The beauty of Margayya's character is the utter devotion to moneymaking and its attendant mystique. But a Margayya could thrive only when others were actually producing things, using his services as an enabler from time to time. America's 2008 meltdown arose because everyone wanted to be a Margayya. If Margayya had actually been like George Jefferson and gone in to drycleaning, we (and he) would have been all right. Instead our existence became dominated by too many financial experts, as we made lots of money and quit making very much else. Like Margayya, we turned a blind eye to our own people, to their education, health or other well-being, encouraging them to leave us in peace by providing them cheap funds to... entertain themselves, shall we say. And they, like Balu, got used to living outside their means. All in all an edifice readymade to teeter. And we, in Margayya fashion, indulged our own death wish by responding to an insult by starting a foreign war or two (to his credit, at least Margayya assaulted the right guy).

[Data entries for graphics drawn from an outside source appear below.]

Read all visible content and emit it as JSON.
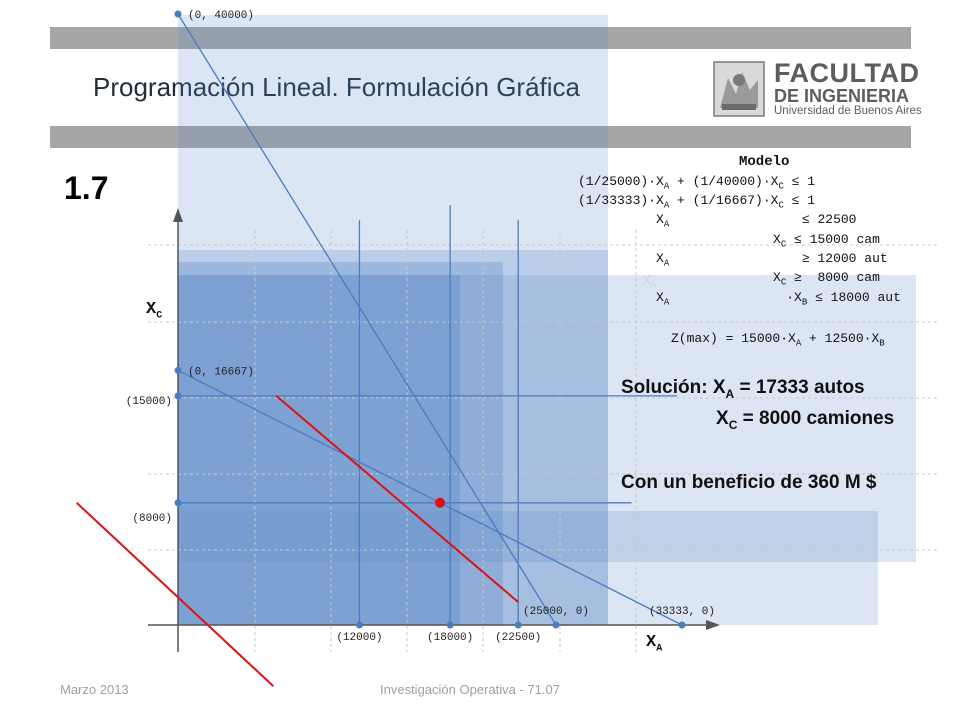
{
  "header": {
    "title": "Programación Lineal. Formulación Gráfica",
    "logo": {
      "line1": "FACULTAD",
      "line2": "DE INGENIERIA",
      "line3": "Universidad de Buenos Aires"
    }
  },
  "slide_number": "1.7",
  "model": {
    "heading": "Modelo",
    "lines": [
      {
        "pre": "(1/25000)·X",
        "a": "A",
        "mid": " + (1/40000)·X",
        "b": "C",
        "post": " ≤ 1"
      },
      {
        "pre": "(1/33333)·X",
        "a": "A",
        "mid": " + (1/16667)·X",
        "b": "C",
        "post": " ≤ 1"
      },
      {
        "pre": "          X",
        "a": "A",
        "mid": "                ",
        "b": "",
        "post": " ≤ 22500"
      },
      {
        "pre": "                         X",
        "a": "C",
        "mid": "",
        "b": "",
        "post": " ≤ 15000 cam"
      },
      {
        "pre": "          X",
        "a": "A",
        "mid": "                ",
        "b": "",
        "post": " ≥ 12000 aut"
      },
      {
        "pre": "                         X",
        "a": "C",
        "mid": "",
        "b": "",
        "post": " ≥  8000 cam"
      },
      {
        "pre": "          X",
        "a": "A",
        "mid": "               ·X",
        "b": "B",
        "post": " ≤ 18000 aut"
      }
    ],
    "objective": {
      "pre": "Z(max) = 15000·X",
      "a": "A",
      "mid": " + 12500·X",
      "b": "B"
    },
    "ghost_label": {
      "pre": "X",
      "a": "A"
    }
  },
  "solution": {
    "line1": {
      "pre": "Solución: X",
      "sub": "A",
      "post": " = 17333 autos"
    },
    "line2": {
      "pre": "X",
      "sub": "C",
      "post": " = 8000 camiones"
    },
    "line3": "Con un beneficio de 360 M $"
  },
  "footer": {
    "left": "Marzo 2013",
    "center": "Investigación Operativa - 71.07"
  },
  "chart_data": {
    "type": "line",
    "xlabel": {
      "pre": "X",
      "sub": "A"
    },
    "ylabel": {
      "pre": "X",
      "sub": "C"
    },
    "xlim": [
      0,
      36000
    ],
    "ylim": [
      0,
      40000
    ],
    "point_labels": [
      {
        "id": "p-0-40000",
        "text": "(0, 40000)",
        "x": 0,
        "y": 40000
      },
      {
        "id": "p-0-16667",
        "text": "(0, 16667)",
        "x": 0,
        "y": 16667
      },
      {
        "id": "p-25000-0",
        "text": "(25000, 0)",
        "x": 25000,
        "y": 0
      },
      {
        "id": "p-33333-0",
        "text": "(33333, 0)",
        "x": 33333,
        "y": 0
      }
    ],
    "x_ticks": [
      {
        "text": "(12000)",
        "value": 12000
      },
      {
        "text": "(18000)",
        "value": 18000
      },
      {
        "text": "(22500)",
        "value": 22500
      }
    ],
    "y_ticks": [
      {
        "text": "(15000)",
        "value": 15000
      },
      {
        "text": "(8000)",
        "value": 8000
      }
    ],
    "constraints": [
      {
        "name": "(1/25000)·XA + (1/40000)·XC ≤ 1",
        "x": [
          0,
          25000
        ],
        "y": [
          40000,
          0
        ]
      },
      {
        "name": "(1/33333)·XA + (1/16667)·XC ≤ 1",
        "x": [
          0,
          33333
        ],
        "y": [
          16667,
          0
        ]
      },
      {
        "name": "XA ≤ 22500",
        "x": [
          22500,
          22500
        ],
        "y": [
          0,
          26500
        ]
      },
      {
        "name": "XC ≤ 15000",
        "x": [
          0,
          33000
        ],
        "y": [
          15000,
          15000
        ]
      },
      {
        "name": "XA ≥ 12000",
        "x": [
          12000,
          12000
        ],
        "y": [
          0,
          26500
        ]
      },
      {
        "name": "XC ≥ 8000",
        "x": [
          0,
          30000
        ],
        "y": [
          8000,
          8000
        ]
      },
      {
        "name": "XA ≤ 18000",
        "x": [
          18000,
          18000
        ],
        "y": [
          0,
          27500
        ]
      }
    ],
    "objective_lines": [
      {
        "x": [
          6500,
          22500
        ],
        "y": [
          15000,
          1500
        ]
      },
      {
        "x": [
          -6700,
          6300
        ],
        "y": [
          8000,
          -4000
        ]
      }
    ],
    "optimum": {
      "x": 17333,
      "y": 8000
    },
    "colors": {
      "line": "#4a7cc4",
      "objective": "#e01010",
      "optimum": "#e01010",
      "fill": "#5b87c8",
      "axis": "#555555",
      "grid": "#c8c8c8"
    }
  }
}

In the end, all that is left is the old ancestral home, and a few pots and pans. Shortly Balu returns, kicked out of his posh house, accompanied by wife and toddling son. Margayya was paying his rent too, after all. The Financial Expert ends with the touching scene of Margayya, who had spent his life contemplating the wonders of compound interest, turning to his grandson as he finally realizes where his true wealth lay.
It is this wisdom that appears to have eluded us, even after all that has happened. From all appearances, we still remain stuck in the money-making mindset instead of realizing the meaning of real riches. We are living parodies and literal embodiments of what Naipaul wrote of Malgudi -- small men, big talk, small schemes (large scams, though).
And limited means, more limited by the day.